Poi di nuovo la voce di mio nonno che arriva da dietro, questa volta più sporca, cattiva. Ti ho detto che devi stare sul divano. Io faccio finta di non sentire. Lui alza la voce e copre quella di Topolino. Devi-stare-sul-divano. Mi dice che non lo ripeterà più. Io allora mi alzo, vado verso di lui con la rabbia nella gola, gli sposto il giornale con una delle mie mani tozze, e con l’altra gli piazzo uno schiaffone sulla guancia sinistra. Io. A mio nonno. Uno schiaffone.


Pensate fin dove può portare un disturbo della vista, e pensate a quanti nonni hanno salvato e continuano a salvare le proprie guance dagli schiaffoni dei nipoti, grazie all'invenzione di quei pezzi di plastica con due vetri incastrati dentro, di cui io ancora, quel giorno, non sapevo di aver bisogno. Sicuramente un'infinità, ma non prima del 1286, anno in cui furono inventati i primi occhiali, per salvare la vista di scrivani e monaci, che lavoravano di precisione. A quei tempi gli occhiali erano composti da due cerchi di corno o di legno, uniti da un chiodo, dentro cui venivano inserite due lenti di vetro. Fino al diciottesimo secolo non furono usate le stanghette, e chi voleva indossarli doveva reggerli con le mani, oppure legarli attorno alla testa con un nastro di cuoio.

In pratica, quello che voglio dire è che dal 1286 in poi, per i nipoti con gli occhi malfunzionanti, iniziò ad esserci un'alternativa valida al tirare schiaffi al proprio nonno. A patto che sapessero di averne bisogno.


Ma tornando a noi, quel pomeriggio ne ho prese tante, o forse no, ne ho prese poche, poche ma buone. Mio nonno non è mai stato un uomo violento, ma quel pomeriggio un paio di sganassoni fatti bene me li ha tirati. E io ho pianto.
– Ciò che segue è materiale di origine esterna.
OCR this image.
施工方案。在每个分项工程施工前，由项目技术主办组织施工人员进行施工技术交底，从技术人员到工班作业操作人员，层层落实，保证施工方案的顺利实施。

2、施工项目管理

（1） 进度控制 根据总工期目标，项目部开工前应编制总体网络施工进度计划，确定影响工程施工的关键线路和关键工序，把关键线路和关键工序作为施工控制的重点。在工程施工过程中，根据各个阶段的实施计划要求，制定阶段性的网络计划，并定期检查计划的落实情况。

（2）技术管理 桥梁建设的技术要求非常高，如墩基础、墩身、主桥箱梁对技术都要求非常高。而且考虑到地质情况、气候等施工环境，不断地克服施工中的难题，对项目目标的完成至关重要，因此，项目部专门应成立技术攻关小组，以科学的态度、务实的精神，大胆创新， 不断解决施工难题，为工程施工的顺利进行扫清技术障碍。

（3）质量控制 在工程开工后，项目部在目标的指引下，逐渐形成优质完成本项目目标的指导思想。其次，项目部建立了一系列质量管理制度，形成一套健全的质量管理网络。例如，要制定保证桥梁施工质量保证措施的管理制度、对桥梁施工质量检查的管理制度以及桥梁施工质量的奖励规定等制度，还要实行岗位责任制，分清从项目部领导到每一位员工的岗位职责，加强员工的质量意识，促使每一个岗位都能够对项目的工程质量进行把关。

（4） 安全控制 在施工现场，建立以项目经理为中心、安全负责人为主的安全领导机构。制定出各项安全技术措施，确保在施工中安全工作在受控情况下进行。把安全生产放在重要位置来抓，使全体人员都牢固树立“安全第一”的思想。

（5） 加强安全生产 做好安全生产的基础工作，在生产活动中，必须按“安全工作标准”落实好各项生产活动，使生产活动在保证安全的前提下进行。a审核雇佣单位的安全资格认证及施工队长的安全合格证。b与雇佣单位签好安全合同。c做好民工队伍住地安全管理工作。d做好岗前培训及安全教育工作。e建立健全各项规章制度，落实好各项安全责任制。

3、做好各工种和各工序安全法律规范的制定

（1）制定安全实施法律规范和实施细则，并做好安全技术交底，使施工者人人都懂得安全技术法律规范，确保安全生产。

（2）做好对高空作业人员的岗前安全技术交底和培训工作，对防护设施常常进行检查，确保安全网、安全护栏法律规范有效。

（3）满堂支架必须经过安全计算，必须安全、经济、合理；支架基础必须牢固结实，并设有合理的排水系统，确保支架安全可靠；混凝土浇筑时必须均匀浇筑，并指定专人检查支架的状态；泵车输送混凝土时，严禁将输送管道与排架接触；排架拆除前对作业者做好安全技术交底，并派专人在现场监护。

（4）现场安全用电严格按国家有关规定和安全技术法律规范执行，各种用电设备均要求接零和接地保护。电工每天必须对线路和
Un po’ perché non ho potuto sapere che fine facesse Topolino, e un po’ perché, ormai da tempo, non riuscivo a capire come mai mio nonno, e come lui tutti gli altri, tenessero il divano così lontano dal televisore. Mi sembrava, quella, una tortura a cui nessuno doveva essere sottoposto. Non così gratuitamente.

La sera, a cena, i miei provarono a farmi una ramanzina per quello che avevo fatto. Un panzerotto di quattro anni che dà uno schiaffo a suo nonno. Ero impazzito?

Dopo un po’, però, vedendo l’ostinatezza con cui non cedevo ad ammettere il mio presunto errore, dovette finalmente formarsi nella loro testa un dubbio.


Qualche settimana dopo, a casa di mio nonno, potevo guardare Topolino dal divano, con il mio primo paio di occhiali appoggiato sul naso.